Exchanging IDRs in an MLP

Exchanging IDRs in an MLP

July 09, 2015 | By Keith Martin in Washington, DC

EXCHANGING IDRS IN AN MLP for common units did not trigger income taxes, the IRS said.

The key was the parties structured the exchange so that there was no capital shift among the partners.

The IRS analyzed the exchange in an internal memo written by the national office to the field, or the part of the IRS that audits taxpayers. The memo, released as Chief Counsel Advice 201517006, was made public in late April.

IDRs, short for incentive distribution rights, are a right the general partner of a master limited partnership or yield co retains to an increasing share of cash flow as distributions to investors increase over time. For example, the general partner might be distributed 15% of net cash flow off the top after cash distributions to inves-tors take them above 125% of minimum quarterly distributions and 25% after distributions to investors move past 150%.

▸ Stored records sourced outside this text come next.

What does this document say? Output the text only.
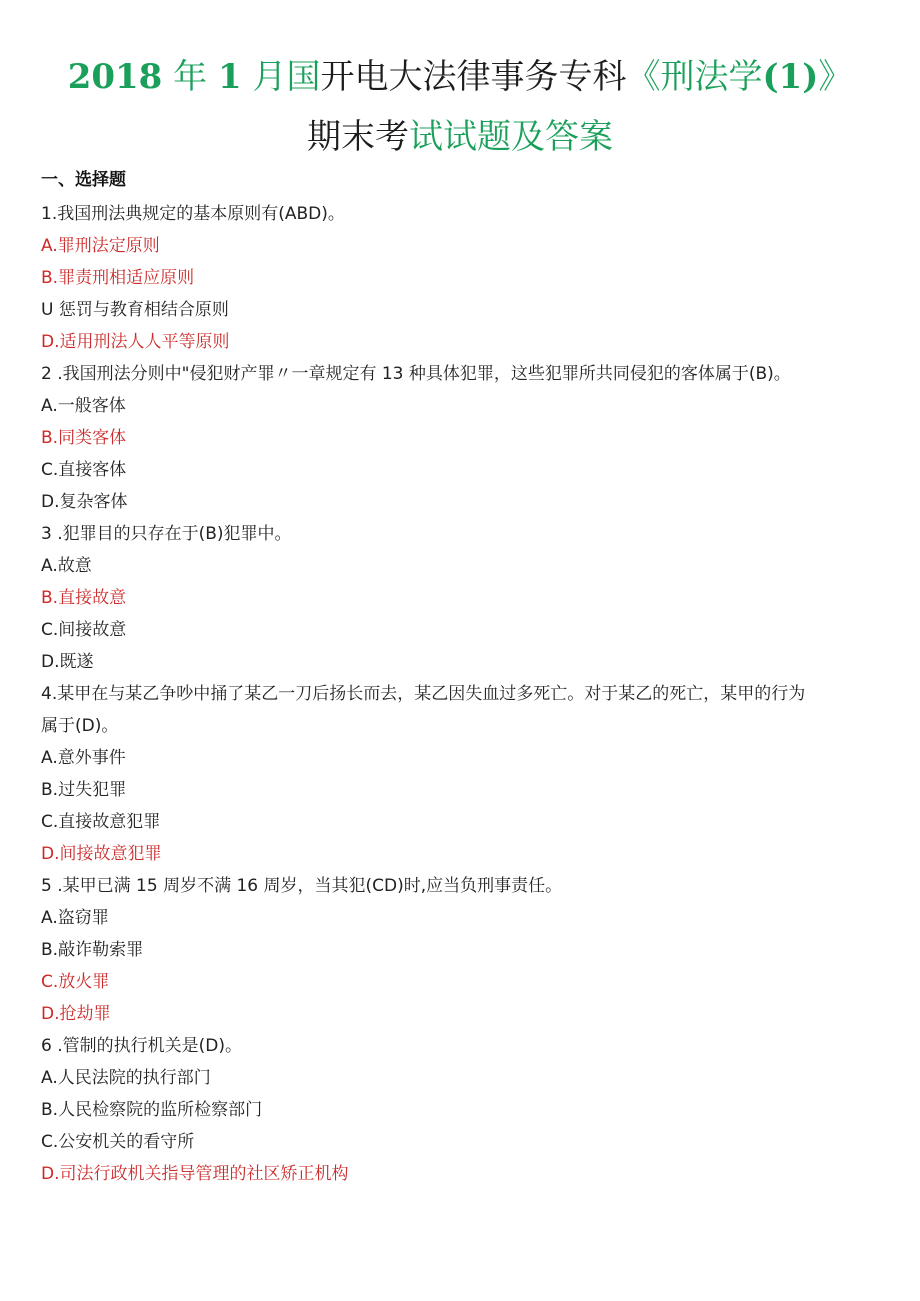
2018 年 1 月国开电大法律事务专科《刑法学(1)》
期末考试试题及答案
一、选择题
1.我国刑法典规定的基本原则有(ABD)。
A.罪刑法定原则
B.罪责刑相适应原则
U 惩罚与教育相结合原则
D.适用刑法人人平等原则
2 .我国刑法分则中"侵犯财产罪〃一章规定有 13 种具体犯罪，这些犯罪所共同侵犯的客体属于(B)。
A.一般客体
B.同类客体
C.直接客体
D.复杂客体
3 .犯罪目的只存在于(B)犯罪中。
A.故意
B.直接故意
C.间接故意
D.既遂
4.某甲在与某乙争吵中捅了某乙一刀后扬长而去，某乙因失血过多死亡。对于某乙的死亡，某甲的行为
属于(D)。
A.意外事件
B.过失犯罪
C.直接故意犯罪
D.间接故意犯罪
5 .某甲已满 15 周岁不满 16 周岁，当其犯(CD)时,应当负刑事责任。
A.盗窃罪
B.敲诈勒索罪
C.放火罪
D.抢劫罪
6 .管制的执行机关是(D)。
A.人民法院的执行部门
B.人民检察院的监所检察部门
C.公安机关的看守所
D.司法行政机关指导管理的社区矫正机构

The general partner in the case under audit traded incentive distribution rights for new common units and less valuable IDRs with higher thresholds before the general partner would receive more cash and a lower percentage of cash for the general partner at each threshold. The new units were designed to give the general partner the same amount of cash overall as before.

Each partner has a “capital account” that is his claim on the assets if the partnership liquidates.

The partnership assets had appreciated significantly by the time of the exchange. However, the capital accounts had not been adjusted to reflect this appreciation. IRS regulations allow partnerships to “book up,” or adjust capital accounts for appreciation, after certain events, such as when a new partner or existing partner makes a capital contribution in exchange for a partnership interest. According to the IRS, the general partner would have taken a capital account in the new common units it received for the IDRs that was above the capital accounts the investors had in their equivalent common units, making the common units no longer fungible.

Therefore, the general partner made a capital contribution for the new common units, allowing the partnership to book up the investor capital accounts for the appreciation. There was enough appreciation in partnership assets to equalize the capital accounts on the common units without having to reduce anyone’s capital account.

The IRS national office told the field that such a restructuring of the general partner interest was simply an adjustment in the ratio in which the existing partners shared in partnership returns and not a taxable exchange. The memo suggests that the result might have been different if there had been a capital shift from some partners to other partners.